Moi : – OK mais tu vas trop vite. Combien de nuoc mam, combien de sucre ?

Mon père : – Mmm (il réfléchit), eh bien tu mets un peu de sucre et un peu de nuoc mam.

Moi (désespérée) : – On ne va pas aller loin comme ça Papa. Un peu… ? C’est combien ? Une, deux, trois cuillères à soupe ?

Mon père : – Je ne sais pas. Je n’ai pas mesuré. J’ai versé, mélangé, goûté, rectifié et voilà. Facile, non ? Il faut simplement goûter. Après ébullition, j’ai mis les autres légumes, hein, tu n’oublies pas. Les germes de haricots mungo puis les herbes aromatiques en dernier ! Et la touche finale, tu dois mettre un peu d’ail frit et le piment, OK ?

Moi (dubitative sur la quantité de sucre car mon père a semblé vider la boîte!) : – Comment veux-tu que je partage ta recette avec mes lecteurs ?

Mon père : – Comment, tu n’as rien retenu de ma leçon de cuisine ?

Moi : – Euh… si, si (éclats de rire). C’était parfaitement (pas) limpide ! Reçu 5/5. Merci Papa ! On goûte ? Mmmh… quelle merveille !!! Le goût de l’enfance… Tu es fantastique !

Mon père : – Maintenant on met les ailes de raie cuite dans une assiette avec une ou deux cuillères à soupe de nuoc mam pur. On pioche quelques morceaux de raie pour déguster avec le bol de riz rempli de soupe aigre-douce et de légumes… Alors, c’est bon ?

Moi : Oh la la, c’est divin ! La raie est bien tendre et se marie parfaitement avec le nuoc mam pur. L’acidité du tamarin se rééquilibre avec la douceur de l’ananas. La richesse des saveurs du bouillon, des herbes, de l’ail frit et le mélange étonnant des textures des légumes sont vraiment superbes. Merci Papa ! On va tous se régaler ! »

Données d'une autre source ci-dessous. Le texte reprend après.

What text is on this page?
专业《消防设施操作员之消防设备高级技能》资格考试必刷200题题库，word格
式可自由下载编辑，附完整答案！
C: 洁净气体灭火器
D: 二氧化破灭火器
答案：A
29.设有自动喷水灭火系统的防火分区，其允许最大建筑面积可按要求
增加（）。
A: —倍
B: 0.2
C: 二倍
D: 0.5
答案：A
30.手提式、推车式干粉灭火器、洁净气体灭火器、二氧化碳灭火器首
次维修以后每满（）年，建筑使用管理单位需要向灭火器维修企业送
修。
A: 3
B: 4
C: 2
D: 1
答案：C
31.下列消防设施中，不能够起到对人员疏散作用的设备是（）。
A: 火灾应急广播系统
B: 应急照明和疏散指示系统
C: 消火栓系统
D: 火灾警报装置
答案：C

Voici maintenant ma recette de la soupe aigre-douce au poisson (canh chua cá) :

Pour 4 – 6 personnes. Préparation : 40 minutes. Cuisson : 30 minutes.

Ingrédients :

  • 600 g de poisson de type mulet ou merlu. On peut aussi utiliser l’aile de raie (cá đuối) dans ce cas, comptez deux ailes de raies pour 4, le pangasius frais ou surgelé (cá tra) ou le fameux poisson à tête-de-serpent (cá lóc).
  • 1,5 litre d’eau bouillante
  • 1/4 d’ananas ou un 1/2 petit ananas
  • 2 ou 3 tomates
  • 12-15 gombos (đậu bắp)
  • 2 tiges de taro (bạc hà)
  • 150 g de germes de haricots mungo
  • 1 gousse d’ail
  • 1 gros oignon
  • 3 gousses d’ail frit
  • 8 tiges d’herbes à paddy (rau mò om) ou s’il n’y en a pas, du basilic thaï
  • 6 à 8 feuilles de coriandre longue ou épineuse (ngò gai) ou s’il n’y en a pas, quelques brins de coriandre (persil chinois)
  • Facultatif : Piment rouge frais, épépiné, ciselé en fines rondelles.
  • 100 g de pâte de tamarin séché à réhydrater dans l’eau bouillante et à filtrer (si vous n’en trouvez pas, on peut remplacer par 2 ou 3 cuillères à soupe de jus de citron ou du vinaigre de riz comme mon père le fait souvent aussi).
  • 3 cuillères de nuoc mam non dilué (saumure de poisson – préférez la marque Phu Quôc)
  • 1 cuillère à soupe de sucre (ou plus si vous aimez sucré – attention, goûtez seulement après avoir mis l’ananas qui va déjà sucrer la soupe!)
  • 1 cuillère à café de sel

Herbe à paddy (plante aquatique poussant dans les champs de riz inondés)
En vietnamien, il existe plusieurs appellations : Ngò Om, Ngò Ôm, Ngổ (Nord) / Rau Om, Rau Mò Om, Rau Ôm (Sud) / Ngổ Hương, Ngổ thơm, Ngổ Om (Centre).
Goût citronné – Parfum anisé.

Préparation :

  • Dans un bol, faire tremper 100 g de pâte de tamarin séché recouverte d’eau bouillante pendant la préparation de la soupe. Au bout de trente minutes, écraser le tamarin dans l’eau, filtrer avec une passoire ou un chinois. Jeter le pulpe réhydraté de tamarin pressé. Réserver le jus.
  • Laver, égoutter, sécher les herbes, les tomates, les gombos et les tiges de taro.
  • Peler, hacher finement les gousses d’ail. Peler et hacher grossièrement l’oignon.
  • Supprimer la tête et la base de l’ananas. Peler le fruit. Ôter les « yeux ». Trancher en quatre dans le sens de la hauteur. Utiliser seulement le quart si c’est un grand ananas. Sinon 1/2 si c’est un petit. Réserver le reste pour le dessert ou pour une autre utilisation. Couper l/4 d’ananas en tranches moyennement épaisses. Réserver.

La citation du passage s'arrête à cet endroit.